Predicting cost - Shaun William Marais

When encountering a semi-variable cost, the fixed and variable amounts need to be separated. In a simple dataset, this can easily be achieved using the high-low method. As the data gets more noisy, we need to use statistical methods, and for these, we use the scattergraph and regression analysis.

In this example, the fixed cost is already provided, but should it not be, we would need to separate out the fixed and variable costs using one of the methods mentioned below.

The high-low method

This method uses the difference between the costs associated with the highest and lowest activity levels divided by the difference between those activity levels.

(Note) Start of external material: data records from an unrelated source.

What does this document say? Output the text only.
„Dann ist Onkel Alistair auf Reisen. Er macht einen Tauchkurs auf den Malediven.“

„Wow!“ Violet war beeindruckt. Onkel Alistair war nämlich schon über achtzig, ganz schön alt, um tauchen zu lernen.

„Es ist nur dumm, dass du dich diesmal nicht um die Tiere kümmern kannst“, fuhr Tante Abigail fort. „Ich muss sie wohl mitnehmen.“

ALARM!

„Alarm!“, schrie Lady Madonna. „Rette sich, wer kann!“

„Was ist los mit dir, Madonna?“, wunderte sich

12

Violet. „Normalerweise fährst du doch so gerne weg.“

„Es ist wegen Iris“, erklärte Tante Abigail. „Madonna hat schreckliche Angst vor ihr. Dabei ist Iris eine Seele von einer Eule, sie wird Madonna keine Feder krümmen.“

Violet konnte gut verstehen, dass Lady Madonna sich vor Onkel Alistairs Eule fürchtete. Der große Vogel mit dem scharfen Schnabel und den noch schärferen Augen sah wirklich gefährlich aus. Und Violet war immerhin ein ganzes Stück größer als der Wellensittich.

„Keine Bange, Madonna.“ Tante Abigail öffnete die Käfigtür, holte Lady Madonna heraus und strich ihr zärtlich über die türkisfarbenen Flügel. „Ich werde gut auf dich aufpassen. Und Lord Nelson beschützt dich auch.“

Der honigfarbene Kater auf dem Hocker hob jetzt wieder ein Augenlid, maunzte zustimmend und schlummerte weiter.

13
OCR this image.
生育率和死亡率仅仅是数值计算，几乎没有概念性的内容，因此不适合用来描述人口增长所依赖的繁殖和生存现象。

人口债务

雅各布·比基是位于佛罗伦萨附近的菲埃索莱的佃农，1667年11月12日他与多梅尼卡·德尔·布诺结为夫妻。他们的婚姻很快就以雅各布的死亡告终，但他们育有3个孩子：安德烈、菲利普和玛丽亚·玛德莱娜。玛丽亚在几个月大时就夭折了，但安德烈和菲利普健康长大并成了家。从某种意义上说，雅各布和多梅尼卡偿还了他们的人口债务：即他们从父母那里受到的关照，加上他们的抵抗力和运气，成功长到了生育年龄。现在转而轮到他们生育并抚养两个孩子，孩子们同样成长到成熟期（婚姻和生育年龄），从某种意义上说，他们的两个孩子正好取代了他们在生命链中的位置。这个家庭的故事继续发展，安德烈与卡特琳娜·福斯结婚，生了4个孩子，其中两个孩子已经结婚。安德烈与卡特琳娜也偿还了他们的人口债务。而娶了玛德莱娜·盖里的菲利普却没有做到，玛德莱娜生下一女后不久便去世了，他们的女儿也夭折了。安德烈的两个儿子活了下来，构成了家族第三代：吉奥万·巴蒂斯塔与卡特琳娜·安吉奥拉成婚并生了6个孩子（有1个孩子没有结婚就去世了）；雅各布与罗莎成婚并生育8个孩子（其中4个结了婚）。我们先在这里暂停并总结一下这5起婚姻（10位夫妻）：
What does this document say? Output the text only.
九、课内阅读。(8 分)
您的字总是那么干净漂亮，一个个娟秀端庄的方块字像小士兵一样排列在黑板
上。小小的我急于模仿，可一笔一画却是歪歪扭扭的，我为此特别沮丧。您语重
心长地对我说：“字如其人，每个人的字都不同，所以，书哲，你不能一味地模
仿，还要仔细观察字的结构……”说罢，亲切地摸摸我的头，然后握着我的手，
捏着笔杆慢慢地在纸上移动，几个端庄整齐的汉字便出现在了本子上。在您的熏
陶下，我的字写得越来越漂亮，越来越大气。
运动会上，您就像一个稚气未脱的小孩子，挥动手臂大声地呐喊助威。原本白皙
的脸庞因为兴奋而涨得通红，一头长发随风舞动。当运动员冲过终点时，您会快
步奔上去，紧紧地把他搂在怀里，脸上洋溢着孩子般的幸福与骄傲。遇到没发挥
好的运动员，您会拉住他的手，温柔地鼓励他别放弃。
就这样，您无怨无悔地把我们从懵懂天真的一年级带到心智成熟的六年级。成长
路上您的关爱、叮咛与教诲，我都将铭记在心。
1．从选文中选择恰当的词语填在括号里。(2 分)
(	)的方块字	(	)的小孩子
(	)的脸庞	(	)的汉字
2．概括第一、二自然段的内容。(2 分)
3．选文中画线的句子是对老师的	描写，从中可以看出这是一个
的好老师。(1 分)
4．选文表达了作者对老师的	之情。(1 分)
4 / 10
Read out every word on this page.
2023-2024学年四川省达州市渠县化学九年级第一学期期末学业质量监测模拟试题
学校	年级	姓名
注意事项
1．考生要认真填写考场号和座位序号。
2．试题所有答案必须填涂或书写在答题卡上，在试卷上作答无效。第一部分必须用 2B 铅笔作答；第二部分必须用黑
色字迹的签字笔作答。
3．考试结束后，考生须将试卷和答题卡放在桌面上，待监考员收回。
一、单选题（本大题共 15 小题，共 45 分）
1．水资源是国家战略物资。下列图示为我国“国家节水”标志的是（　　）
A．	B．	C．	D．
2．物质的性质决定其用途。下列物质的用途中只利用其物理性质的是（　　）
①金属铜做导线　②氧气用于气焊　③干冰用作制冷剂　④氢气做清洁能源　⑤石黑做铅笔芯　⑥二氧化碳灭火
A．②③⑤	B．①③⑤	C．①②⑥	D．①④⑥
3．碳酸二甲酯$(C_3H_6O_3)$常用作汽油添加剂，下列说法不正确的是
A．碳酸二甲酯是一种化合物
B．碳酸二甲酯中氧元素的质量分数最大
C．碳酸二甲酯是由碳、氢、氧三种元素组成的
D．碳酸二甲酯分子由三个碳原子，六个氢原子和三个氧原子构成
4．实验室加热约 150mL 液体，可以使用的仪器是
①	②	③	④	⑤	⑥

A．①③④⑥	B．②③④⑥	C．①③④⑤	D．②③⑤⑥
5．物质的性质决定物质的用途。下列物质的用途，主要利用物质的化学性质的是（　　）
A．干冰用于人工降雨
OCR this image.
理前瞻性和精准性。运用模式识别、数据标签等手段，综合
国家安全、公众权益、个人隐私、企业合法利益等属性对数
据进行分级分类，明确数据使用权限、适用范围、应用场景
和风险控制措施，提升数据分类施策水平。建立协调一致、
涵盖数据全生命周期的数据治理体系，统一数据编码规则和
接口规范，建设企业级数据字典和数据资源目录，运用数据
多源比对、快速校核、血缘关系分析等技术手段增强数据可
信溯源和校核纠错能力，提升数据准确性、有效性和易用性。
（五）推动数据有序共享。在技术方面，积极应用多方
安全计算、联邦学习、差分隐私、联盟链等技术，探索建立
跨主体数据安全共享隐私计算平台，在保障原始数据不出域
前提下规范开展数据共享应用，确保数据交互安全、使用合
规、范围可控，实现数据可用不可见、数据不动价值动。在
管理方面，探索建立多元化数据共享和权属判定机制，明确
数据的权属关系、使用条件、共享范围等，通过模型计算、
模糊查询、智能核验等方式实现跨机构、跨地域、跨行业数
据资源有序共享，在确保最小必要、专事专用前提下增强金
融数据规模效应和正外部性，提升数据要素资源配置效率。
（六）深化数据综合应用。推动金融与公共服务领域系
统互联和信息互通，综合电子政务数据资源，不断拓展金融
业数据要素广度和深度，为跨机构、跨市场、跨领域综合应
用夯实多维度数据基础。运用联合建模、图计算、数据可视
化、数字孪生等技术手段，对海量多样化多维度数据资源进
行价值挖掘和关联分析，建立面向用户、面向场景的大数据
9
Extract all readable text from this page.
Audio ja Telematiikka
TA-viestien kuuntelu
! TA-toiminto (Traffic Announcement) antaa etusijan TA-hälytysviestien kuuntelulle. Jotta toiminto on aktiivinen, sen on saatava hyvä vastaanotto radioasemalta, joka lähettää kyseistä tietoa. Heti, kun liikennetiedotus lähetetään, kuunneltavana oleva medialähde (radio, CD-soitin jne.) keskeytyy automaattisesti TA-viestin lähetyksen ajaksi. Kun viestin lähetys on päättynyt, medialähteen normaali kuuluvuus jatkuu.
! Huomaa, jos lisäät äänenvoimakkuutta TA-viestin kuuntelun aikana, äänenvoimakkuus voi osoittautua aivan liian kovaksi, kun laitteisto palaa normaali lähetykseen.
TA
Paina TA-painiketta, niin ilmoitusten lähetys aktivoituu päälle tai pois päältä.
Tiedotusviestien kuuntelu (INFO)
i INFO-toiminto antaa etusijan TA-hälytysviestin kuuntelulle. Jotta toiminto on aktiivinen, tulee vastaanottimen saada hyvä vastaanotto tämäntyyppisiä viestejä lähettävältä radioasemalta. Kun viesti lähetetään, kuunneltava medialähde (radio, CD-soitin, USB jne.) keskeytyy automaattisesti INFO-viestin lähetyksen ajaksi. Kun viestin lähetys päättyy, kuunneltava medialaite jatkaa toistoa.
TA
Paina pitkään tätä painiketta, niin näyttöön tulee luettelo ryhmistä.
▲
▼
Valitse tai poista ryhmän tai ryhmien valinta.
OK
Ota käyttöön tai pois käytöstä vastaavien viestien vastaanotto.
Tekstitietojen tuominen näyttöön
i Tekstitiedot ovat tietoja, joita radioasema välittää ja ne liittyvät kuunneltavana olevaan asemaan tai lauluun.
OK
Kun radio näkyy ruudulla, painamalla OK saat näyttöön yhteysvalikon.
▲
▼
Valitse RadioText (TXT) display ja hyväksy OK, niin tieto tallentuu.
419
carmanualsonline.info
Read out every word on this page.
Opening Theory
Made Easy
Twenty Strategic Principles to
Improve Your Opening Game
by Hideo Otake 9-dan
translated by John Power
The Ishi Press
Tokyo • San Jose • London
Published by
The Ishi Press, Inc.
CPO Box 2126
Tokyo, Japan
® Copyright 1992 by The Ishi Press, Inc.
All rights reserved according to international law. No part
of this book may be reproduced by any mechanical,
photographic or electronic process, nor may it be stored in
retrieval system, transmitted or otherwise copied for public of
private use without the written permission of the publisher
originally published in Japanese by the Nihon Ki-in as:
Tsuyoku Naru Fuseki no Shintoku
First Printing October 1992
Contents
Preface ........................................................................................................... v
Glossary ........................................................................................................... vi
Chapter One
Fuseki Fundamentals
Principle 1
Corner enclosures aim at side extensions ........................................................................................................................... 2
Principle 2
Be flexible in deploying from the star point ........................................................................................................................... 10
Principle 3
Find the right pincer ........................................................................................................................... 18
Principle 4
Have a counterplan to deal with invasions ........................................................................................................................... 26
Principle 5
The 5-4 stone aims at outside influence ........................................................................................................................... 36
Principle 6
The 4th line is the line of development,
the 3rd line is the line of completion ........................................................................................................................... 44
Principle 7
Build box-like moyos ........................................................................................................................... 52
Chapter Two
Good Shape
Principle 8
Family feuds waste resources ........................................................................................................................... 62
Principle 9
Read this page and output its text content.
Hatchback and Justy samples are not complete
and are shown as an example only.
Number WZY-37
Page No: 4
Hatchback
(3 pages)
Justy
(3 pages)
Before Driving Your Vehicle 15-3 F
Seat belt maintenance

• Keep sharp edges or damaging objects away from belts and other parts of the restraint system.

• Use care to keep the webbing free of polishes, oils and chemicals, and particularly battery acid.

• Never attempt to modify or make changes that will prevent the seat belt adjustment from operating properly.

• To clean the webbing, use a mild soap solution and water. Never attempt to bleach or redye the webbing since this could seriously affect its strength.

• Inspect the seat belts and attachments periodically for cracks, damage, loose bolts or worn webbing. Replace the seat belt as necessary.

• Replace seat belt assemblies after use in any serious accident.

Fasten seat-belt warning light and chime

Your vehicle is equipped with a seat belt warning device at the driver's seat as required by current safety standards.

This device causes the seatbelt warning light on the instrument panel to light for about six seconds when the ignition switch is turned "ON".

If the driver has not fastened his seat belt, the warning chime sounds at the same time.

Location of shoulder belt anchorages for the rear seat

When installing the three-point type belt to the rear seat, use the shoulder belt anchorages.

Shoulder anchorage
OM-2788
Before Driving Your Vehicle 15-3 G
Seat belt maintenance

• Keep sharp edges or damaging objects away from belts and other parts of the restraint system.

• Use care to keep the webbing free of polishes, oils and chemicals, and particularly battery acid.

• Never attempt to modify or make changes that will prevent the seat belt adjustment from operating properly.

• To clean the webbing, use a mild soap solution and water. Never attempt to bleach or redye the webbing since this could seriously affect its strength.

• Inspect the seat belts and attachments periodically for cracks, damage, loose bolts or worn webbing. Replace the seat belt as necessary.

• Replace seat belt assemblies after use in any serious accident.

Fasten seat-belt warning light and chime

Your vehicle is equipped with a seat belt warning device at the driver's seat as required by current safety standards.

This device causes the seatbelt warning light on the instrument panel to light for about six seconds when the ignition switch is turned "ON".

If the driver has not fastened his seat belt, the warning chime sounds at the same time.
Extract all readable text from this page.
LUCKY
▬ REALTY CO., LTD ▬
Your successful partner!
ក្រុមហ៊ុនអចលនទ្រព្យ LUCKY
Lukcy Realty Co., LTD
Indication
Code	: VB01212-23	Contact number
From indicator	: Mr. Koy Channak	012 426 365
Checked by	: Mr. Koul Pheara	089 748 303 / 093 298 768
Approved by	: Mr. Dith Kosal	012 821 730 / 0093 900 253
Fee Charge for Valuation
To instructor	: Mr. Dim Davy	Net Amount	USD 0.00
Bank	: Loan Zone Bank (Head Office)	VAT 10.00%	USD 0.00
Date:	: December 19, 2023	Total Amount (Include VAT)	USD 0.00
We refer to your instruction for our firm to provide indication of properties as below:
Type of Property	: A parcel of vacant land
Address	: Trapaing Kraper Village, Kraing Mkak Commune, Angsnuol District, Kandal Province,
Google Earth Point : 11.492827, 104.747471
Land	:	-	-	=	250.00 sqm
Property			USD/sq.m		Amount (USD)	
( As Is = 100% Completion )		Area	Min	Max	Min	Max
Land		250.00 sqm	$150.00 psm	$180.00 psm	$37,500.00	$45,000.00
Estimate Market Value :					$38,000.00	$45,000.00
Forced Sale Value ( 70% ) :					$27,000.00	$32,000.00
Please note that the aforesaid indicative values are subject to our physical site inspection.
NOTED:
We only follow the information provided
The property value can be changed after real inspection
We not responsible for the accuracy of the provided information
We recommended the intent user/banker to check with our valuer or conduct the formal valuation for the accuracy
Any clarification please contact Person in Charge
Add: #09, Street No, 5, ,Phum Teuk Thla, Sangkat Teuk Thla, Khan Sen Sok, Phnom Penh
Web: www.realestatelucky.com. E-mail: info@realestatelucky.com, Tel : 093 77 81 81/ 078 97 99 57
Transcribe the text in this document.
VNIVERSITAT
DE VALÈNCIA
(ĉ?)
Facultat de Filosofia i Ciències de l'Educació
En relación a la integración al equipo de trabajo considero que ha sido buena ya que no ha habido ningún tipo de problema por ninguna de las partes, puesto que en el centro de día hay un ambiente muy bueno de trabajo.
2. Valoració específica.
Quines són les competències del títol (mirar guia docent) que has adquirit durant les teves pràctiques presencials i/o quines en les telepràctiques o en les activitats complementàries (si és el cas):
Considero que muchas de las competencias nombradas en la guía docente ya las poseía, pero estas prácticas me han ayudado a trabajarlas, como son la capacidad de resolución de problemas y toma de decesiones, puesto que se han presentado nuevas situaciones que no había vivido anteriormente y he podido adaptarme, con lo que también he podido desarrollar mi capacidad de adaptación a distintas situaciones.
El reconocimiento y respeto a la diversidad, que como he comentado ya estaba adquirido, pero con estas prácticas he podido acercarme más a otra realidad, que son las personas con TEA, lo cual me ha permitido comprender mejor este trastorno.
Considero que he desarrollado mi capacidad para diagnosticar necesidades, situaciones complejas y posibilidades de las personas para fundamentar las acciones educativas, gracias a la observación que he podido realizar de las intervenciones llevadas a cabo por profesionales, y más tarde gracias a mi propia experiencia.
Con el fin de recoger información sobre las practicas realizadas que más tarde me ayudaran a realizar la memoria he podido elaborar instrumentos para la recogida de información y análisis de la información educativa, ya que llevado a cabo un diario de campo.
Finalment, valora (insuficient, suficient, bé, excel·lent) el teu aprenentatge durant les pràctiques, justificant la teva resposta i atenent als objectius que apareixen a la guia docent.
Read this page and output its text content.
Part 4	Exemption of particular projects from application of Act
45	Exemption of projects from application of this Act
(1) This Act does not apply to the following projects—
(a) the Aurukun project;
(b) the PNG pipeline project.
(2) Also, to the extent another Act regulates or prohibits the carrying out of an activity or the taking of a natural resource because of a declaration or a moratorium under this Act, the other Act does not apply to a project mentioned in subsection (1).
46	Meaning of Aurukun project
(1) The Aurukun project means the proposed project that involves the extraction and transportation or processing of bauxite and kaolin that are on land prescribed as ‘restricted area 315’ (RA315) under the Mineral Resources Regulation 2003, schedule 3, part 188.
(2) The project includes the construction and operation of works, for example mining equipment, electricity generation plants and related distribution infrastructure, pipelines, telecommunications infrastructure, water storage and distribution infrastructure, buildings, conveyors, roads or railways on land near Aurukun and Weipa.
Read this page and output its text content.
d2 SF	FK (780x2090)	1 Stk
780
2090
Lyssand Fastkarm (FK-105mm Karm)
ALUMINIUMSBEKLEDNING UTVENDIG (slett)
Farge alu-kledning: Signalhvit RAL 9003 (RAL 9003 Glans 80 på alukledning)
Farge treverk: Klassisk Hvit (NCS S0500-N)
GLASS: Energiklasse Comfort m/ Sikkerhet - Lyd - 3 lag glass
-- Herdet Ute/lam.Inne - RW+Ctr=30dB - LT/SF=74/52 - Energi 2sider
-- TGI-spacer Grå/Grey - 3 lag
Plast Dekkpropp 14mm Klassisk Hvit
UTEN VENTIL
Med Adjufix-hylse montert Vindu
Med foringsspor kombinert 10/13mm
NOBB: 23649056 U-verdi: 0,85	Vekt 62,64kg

It is important to note that extreme distribution of values may yield inaccurate results because outliers are being used to make estimations. The scatter plot can help visualise data points to check for outliers, and if there are few outliers, they could be removed.

The high-low formula

\( \text{Variable Cost} = \frac{\text{Cost}_{high} – \text{Cost}_{low}}{\text{Activity}_{high} – \text{Activity}_{low}} \)

Scatterplot

When we have data points for a dependent and independent variable over time, and the variable pair is measured at the same time at different intervals, we can create a graphical representation to see if any relationship might exist between the two variables.

Regression analysis

Regression analysis uses computation to arrive at the scatterplot’s line of best fit.

The equation of a straight line is:

\( y = a + bx \)

Where:

y is the dependent variable
x is the independent variable
a is the intercept
b is the gradient

To calculate the gradient line we have to first solve for b using the least squares method.

\( b = \frac{n\sum xy – (\sum x)(\sum y)}{n\sum x^2 – (\sum x)^2} \)

To calculate b by hand with pen, paper and a calculator, we need to solve for all the values and then plug them into the formula.

∑x
∑y
∑X²
∑xy
ȳ
x̄

To calculate a, we use the formula

\( a = y – bx \)

Once we have calculated the slope and intercept values, we can predict y for any given value of x.

Correlation

R tells us the strength and direction of the relationship

R-squared tells us how much of the variation – what percentage – is explained by the model.

The formula for r is:

\( r = \frac{n\sum xy – (\sum x)(\sum y)}{\sqrt{[n\sum x^2 – (\sum x)^2][n\sum y^2 – (\sum y)^2]}} \)

We need to plug the following values into the formula to get to r.

∑x
∑y
∑X²
∑y²
∑xy